Brooklynite Uses YouTube To Battle Development
This article is from the archive of The New York Sun before the launch of its new website in 2022. The Sun has neither altered nor updated such articles but will seek to correct any errors, mis-categorizations or other problems introduced during transfer.

Among the thousands of results for “Brooklyn” on the video sharing Web site, YouTube.com, a two-minute short titled “338 22nd St., Bklyn NY—Illegal Work Part 2” is buried deep among the pages of results.
The video, shot a night, is shaky, dark and blurry, though two men can be made out hacking away at a rooftop chimney with a sledgehammer.
“This is great—now they’re just taking debris and throwing it off the house into the backyard,” says an off-screen voice. “Now he’s taking down the brick chimney, no hardhat — nothing. This just keeps getting better and better.”
The voice belongs to the cofounder of the Concerned Citizens of Greenwood Heights group, Aaron Brashear, who posted the video online and submitted it to the Department of Buildings in January in an effort to push action against the workers who he claims were doing demolition without a permit.
After receiving the video, the city sent an inspector to the site at 338 22nd Street, near Park Slope, where the owner was issued a violation for working without a permit, according to the department.
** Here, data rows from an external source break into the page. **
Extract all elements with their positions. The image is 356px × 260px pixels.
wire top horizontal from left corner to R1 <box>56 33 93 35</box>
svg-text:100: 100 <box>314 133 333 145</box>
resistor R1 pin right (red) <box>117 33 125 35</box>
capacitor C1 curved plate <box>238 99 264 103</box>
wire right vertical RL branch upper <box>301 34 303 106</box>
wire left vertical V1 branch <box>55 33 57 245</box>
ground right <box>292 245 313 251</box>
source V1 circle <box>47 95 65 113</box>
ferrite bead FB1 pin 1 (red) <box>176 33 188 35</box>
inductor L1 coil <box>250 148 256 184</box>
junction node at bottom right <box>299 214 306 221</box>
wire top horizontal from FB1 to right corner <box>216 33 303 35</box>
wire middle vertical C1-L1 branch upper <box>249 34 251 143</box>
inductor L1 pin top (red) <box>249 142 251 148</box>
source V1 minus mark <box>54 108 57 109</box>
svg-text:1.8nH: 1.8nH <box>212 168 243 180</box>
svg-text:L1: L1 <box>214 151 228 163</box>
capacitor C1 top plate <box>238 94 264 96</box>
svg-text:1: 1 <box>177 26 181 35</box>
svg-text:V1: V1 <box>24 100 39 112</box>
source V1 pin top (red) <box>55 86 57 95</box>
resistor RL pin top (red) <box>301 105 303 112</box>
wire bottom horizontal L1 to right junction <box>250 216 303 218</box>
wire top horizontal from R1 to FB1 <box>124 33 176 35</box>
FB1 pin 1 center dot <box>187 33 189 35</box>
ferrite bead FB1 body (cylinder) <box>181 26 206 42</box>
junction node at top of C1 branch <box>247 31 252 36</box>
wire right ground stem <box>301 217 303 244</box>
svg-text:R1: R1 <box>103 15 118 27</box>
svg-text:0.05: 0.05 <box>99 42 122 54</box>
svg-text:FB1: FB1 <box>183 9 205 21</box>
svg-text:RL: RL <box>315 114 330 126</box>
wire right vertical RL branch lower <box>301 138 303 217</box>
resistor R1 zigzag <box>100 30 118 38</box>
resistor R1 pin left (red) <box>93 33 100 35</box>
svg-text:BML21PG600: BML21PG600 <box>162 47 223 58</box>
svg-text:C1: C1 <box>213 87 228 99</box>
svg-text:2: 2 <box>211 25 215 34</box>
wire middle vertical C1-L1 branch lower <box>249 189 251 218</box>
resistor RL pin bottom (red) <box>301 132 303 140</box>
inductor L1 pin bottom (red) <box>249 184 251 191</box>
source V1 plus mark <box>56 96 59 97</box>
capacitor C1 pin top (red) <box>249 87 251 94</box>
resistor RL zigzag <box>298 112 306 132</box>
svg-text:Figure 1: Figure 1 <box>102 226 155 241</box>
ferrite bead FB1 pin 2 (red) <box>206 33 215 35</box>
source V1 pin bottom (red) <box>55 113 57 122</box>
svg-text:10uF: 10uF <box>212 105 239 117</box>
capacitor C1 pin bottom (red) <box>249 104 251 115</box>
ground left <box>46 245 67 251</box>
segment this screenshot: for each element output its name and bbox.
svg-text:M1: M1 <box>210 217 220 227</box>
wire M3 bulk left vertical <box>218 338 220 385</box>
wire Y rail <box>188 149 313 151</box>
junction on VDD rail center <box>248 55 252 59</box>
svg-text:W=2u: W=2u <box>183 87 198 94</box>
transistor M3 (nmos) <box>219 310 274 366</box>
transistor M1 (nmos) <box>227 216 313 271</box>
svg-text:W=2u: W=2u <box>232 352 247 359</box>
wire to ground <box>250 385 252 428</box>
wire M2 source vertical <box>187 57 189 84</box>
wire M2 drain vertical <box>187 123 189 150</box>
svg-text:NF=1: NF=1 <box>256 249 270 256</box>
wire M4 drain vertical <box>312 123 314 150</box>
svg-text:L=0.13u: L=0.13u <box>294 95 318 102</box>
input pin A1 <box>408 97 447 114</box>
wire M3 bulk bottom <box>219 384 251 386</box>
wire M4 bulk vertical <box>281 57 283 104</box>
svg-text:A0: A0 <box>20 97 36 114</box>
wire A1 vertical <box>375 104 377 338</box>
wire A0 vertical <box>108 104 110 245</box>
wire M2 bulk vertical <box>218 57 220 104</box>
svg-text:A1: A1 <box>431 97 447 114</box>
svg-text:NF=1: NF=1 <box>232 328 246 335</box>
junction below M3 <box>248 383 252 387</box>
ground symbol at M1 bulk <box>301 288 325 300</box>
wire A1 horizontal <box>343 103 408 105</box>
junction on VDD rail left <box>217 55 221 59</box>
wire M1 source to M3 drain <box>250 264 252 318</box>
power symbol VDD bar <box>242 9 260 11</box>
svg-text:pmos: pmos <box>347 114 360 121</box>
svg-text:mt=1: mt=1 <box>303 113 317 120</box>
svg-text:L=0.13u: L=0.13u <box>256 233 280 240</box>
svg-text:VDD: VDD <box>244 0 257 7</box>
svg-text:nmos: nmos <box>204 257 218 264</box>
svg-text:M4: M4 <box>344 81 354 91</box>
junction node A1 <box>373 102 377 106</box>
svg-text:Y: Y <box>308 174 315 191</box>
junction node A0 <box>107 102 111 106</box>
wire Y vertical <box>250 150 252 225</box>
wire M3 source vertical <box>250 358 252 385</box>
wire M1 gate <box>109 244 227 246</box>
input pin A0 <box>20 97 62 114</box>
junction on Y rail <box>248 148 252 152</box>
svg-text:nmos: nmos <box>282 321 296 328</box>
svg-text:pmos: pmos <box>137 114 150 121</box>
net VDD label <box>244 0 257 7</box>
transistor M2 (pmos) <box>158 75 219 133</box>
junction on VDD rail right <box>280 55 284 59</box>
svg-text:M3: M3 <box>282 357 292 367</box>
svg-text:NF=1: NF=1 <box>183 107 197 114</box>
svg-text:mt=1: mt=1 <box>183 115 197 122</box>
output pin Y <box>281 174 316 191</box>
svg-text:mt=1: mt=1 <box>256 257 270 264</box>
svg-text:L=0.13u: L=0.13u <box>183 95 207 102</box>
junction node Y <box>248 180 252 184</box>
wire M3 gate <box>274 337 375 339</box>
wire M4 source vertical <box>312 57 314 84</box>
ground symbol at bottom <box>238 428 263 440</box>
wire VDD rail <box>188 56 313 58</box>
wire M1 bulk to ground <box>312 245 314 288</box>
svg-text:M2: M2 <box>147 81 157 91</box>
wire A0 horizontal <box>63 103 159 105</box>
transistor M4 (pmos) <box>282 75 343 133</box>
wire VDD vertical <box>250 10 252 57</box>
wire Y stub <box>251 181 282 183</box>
Mr. Brashear, who also catalogued workers at the site bagging up asbestos-laden material allegedly without a permit, claimed victory with the action.
A spokeswoman for the owner of the site, LD Development LLC, said the workers had a permit, and the violations are being worked out with the city.
Frustrated with what he calls slow response times from the Department of Buildings, Mr. Brashear has become something of a video vigilante when it comes to illegal demolition, capturing on film contractors who carry out unauthorized demolitions and are long gone before a building inspector arrives hours later. Along with his wife, Mic Holwin, he has posted eight similar videos on YouTube and started a play list where other Brooklynites can submit their own home movies of contactors possibly violating demolition rules.
His actions have helped to get the city to issue violations on a handful of properties in his neighborhood, Mr. Brashear said. New to the use of video complaints, a spokeswoman for the Department of Buildings said the department can issue a violation based on video if coupled with a signed affidavit by the producer.
“My wife and I have started to carry a camera with us everywhere we go,” Mr. Brashear said. “We see stupid stuff every day.”
The actions of Mr. Brashear and his camera-wielding neighbors come at a time when new development is spreading south through Brooklyn. Due in part to comparatively restrictive new zoning regulations in parts of Park Slope, community members say more developers are now interested in their neighborhood. Community District 7, which includes Greenwood Heights, saw 192 applications for building permits in January, up from just 44 from three years earlier, according to statistics on the Department of Buildings Web site.
The rapid pace of construction has caused concern among neighborhood activists, who are stepping up efforts against big proposed developments through legal action, among other measures. Along these activist lines, Mr. Brashear sees his amateur videos not only as a tool to fight developers who violate building code, but as a means of pointing out an inadequacy with the city’s method of enforcing that code.
“They won’t witness anything going on, and thus they can’t give fines,” Mr. Brashear said of the city inspectors.
A City Council Member of Queens, Tony Avella, who serves on the Housing and Buildings committee, said some developers and demolition crews skirt the city’s regulations intentionally, aware of the slow response time by inspectors.
“By the time the inspector gets there, it’s over, and that’s what the developers who do this construction are relying on,” Mr. Avella said.
The ease of getting away with a violation comes in part as a result of a strained DOB, he said, which is dealing with record numbers of complaints.
The Department of Buildings, which said it investigates all complaints, saw the number of construction-related complaints in 2006 rise to 97,000, up from 47,000 in 2002.
While the number of construction inspectors citywide has increased in Brooklyn, it has not been proportional to match the rapid rise in complaints. The 37 inspectors devoted to the borough today is about twice what it was in 2002, though the number of complaints filed has nearly tripled.